Monday, November 10, 2014

TEA TIME



My teammates at work spoil me.

When we have team meetings, one of the women with whom I work makes us all tea and hot chocolate.  One of the other women on my team has a drawer in her kitchen that is filled with all kinds of exotic teas, and she brings some of that tea in for me to add to our school tea collection.  I keep sugar and honey in my classroom, as well.  Between us, we have some great meetings – tea to calm us down when needed, caffeine to ramp us up when needed.

I decide that I should probably contribute more than the usual standard tea bags, so I dig through my stash.  I have various English and Irish teas, and I also have a bunch of other kinds.  I try to decide which ones I might want to keep here at home and which ones I might want to contribute to the team stash.

 After vacillating over my decision, I suddenly have a brainstorm.  I grab three mugs from the shelf.  I decide to make three kinds of tea:  Earl Grey, pumpkin spice chai, and Christmas tea.  I’ve tried each of these numerous times before, but I cannot remember much about them other than I enjoy them enough to keep the tea bags.  The only way to decide this conundrum is to have a tea taste-off. 

After boiling a full point of water, I set up my tasting station along the counter.  I drink my tea black with one sugar, so I set up each cup with a different tea bag and with a spoonful of sugar.  I don’t wait for the whistle of the tea pot this time.  As soon as I see the steam wafting out, I start filling the mugs.

The smell is instantaneous.  My kitchen is suddenly filled with the aromatic scent of steeping tea.  I stir each mug slightly then leave them all for two minutes to do what tea bags do.  By the time I come back to the counter, I still haven’t decided which tea to sample first.  I eeny-meeny-miney-mo the cups and get down to business.

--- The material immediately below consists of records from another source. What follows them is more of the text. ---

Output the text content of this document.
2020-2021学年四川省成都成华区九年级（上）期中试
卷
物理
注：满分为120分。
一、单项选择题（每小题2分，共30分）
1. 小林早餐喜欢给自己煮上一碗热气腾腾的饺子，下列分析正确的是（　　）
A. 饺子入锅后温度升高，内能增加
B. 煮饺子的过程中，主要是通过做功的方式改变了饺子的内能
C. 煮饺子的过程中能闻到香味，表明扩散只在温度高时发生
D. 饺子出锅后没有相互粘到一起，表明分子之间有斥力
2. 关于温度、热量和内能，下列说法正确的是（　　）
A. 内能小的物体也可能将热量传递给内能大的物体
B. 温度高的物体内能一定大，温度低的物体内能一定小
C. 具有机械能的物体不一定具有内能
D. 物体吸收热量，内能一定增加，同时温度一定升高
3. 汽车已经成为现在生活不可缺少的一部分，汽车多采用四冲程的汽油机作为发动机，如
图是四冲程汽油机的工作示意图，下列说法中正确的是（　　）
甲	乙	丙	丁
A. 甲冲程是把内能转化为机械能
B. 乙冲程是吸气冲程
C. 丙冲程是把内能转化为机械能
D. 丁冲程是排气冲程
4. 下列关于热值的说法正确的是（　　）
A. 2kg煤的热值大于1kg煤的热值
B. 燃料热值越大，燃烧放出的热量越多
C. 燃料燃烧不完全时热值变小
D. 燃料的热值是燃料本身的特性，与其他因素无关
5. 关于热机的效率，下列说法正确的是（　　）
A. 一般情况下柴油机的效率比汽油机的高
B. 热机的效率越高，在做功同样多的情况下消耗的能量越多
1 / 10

First up is the pumpkin spice chai.  Being a pumpkin spice fan, I like the tea, but I’m not a huge chai fan, at least not in a traditional sense.  I always understood chai to be a milk-based tea, but I never put milk in my tea and consider it a bit of a sacrilege.  The tea is just fine by itself; its smooth taste is almost flat but not unpleasant.  It smells peppery with its combination of cinnamon, cloves, ginger, nutmeg, and allspice.  Oh, and pumpkin spice.  After all, it is pumpkin spice chai.

The second mug is full of steaming Christmas tea, which might sound like peppermint and candy canes, but it’s actually spicy, with cinnamon and cloves.  It reminds me a little bit of my tooth extraction because the socket got infected, and I had a pack of clove oil stuck in it for a week.  I breathed cloves for days, even after the packet came out.  The Christmas tea smells like regular tea but tastes mild with a spicy kick.

The last one I try is one of my favorites, the Earl Grey.  Sure, it’s a classic tea with its own legend, but it’s not quite plain old regular tea.  It has the bite that a good black tea should have, a little kick in the pants both aromatically and tastefully.  It has a hint of bergamont flavoring, an orange extract made to imitate more expensive Chinese teas.  I hold the mug in my hands for long moments while sipping.

I feel like Goldilocks, trying out the three teas to see which one I will finish and which I will donate to Team Tea Time.  One tea is a little flat.  Another is sort of peppery.  But the Earl Grey is just right. 

I’ll bring the tea bags to school with me and share them.  I know my team spoils me, but maybe I can spread a little of the love with the fancy teas.  After all, if I love them all enough to try out three teas at once here at home, I surely love them enough to share the experience with them at work.